Freelance journalist, copywriter


Prasa blames vandals for spate of commuter train accidents

Many accidents were caused by human error in the manual signalling process.


While the Passenger Rail Agency of South Africa (Prasa) has tried to blame vandals for a spate of commuter train accidents, the organisation has flouted safety orders from the country’s rail safety regulator, putting hundreds of thousands of passengers at risk.

There have been a number of accidents over the past year involving Prasa commuter trains which have been caused by human error in the manual signalling process.

Prasa has ignored two prohibition directives in that time from the Railway Safety Regulator which ban manual signalling because of the dangers it poses.

Prasa Acting CEO Mthura Swartz yesterday blamed vandalism and cable theft after two trains collided near Germiston this week, which left more than 200 people injured.

But it was the signalling errors which followed the vandalism which actually caused the collision. Fred Nel, the DA’s Gauteng Shadow MEC for Roads and Transport, said Prasa’s safety issues ran far deeper.

The latest train crash happened a week after a fatal train accident involving a truck left at least 18 people dead near Kroonstadt. Nel suggested that Prasa’s railway system was operating on dangerously outdated technology and was not making adequate use of its policing system.

Yesterday, the Railway Safety Regulator (RSR) issued the Prasa with a another prohibition directive, barring it from allowing trains to be directed manually on different routes, after it found it was this method which led to the crash in Germiston on Tuesday.

Normally trains would be directed via automatic signals controlling traffic, but RSR spokesperson Madelein Williams said Prasa has increasingly been using a manual system in which a control officer directly contacts a train driver to authorise passage if automatic signals are damaged as a result of cable theft.

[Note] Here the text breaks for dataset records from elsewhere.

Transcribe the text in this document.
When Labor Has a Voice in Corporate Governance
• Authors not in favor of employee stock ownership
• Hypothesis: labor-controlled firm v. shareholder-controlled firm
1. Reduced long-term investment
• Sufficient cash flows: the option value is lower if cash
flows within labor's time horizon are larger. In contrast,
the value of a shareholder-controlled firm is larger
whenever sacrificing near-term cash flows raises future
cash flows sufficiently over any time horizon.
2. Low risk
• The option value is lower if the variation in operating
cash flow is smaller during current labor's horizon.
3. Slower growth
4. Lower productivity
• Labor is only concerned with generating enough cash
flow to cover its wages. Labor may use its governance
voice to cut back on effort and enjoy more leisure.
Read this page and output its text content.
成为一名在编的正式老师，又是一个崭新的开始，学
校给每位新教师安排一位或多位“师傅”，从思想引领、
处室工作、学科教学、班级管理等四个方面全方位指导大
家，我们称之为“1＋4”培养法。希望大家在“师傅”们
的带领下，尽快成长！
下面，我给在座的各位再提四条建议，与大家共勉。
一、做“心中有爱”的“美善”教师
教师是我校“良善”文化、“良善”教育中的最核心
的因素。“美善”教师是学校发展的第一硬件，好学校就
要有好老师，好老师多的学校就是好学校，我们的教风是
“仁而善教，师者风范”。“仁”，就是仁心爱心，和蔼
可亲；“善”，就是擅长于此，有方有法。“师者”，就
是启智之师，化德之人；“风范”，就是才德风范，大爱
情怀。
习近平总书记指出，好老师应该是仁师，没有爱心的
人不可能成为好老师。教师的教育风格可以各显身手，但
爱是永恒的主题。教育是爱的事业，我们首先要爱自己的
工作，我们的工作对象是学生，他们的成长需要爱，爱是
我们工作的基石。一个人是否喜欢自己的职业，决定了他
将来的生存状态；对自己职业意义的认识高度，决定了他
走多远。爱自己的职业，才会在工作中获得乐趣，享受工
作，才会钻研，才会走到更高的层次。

Nel said: “Gautrain was able to successfully secure its cables within its system using technology and it’s a good strategy. “Granted, Prasa has a much larger railway network and it would be much more difficult to secure it, but they do have railway police and it is their job to ensure they prevent this.

They can also use technology to prevent it.

“I suspect there are problems with the automated system that they are not telling us. “The information that we have received is that those operating the manual system are not always at their posts for various reasons.”

It also emerged that Prasa had contravened a previous prohibition directive issued last year, ordering that no manual signalling was to be used in Gauteng.

This was one of the reasons why the RSR issued its latest directive nationally, saying it was increasingly concerned with the use of manual signalling.

“We gave a prohibition for the Gauteng region before and they appealed the processed so there has been a bit of a back and forth around that prohibition. “That prohibition was not rescinded. That’s why we are very concerned about issues of this nature, that’s why the prohibition was issued on a national basis.”

Nel said the signalling was outdated, saying in other countries, as well as in the case of local operator Gautrain, the signalling system communicated automatically and directly with the trains, eliminating the space for human error.

“On the Gautrain, if the driver falls asleep or has a heart attack, the system stops the train itself. “Our rolling stock can’t do this. Prasa has also been slow in updating the signalling system of our rolling stock and they need to do so to ensure a safe railway system.”

Prasa spokesperson Lillian Mofokeng diverted questions to Prasa Railway Acting CEO Mthura Swartz, who was not avaible on the phone at the time of going to print.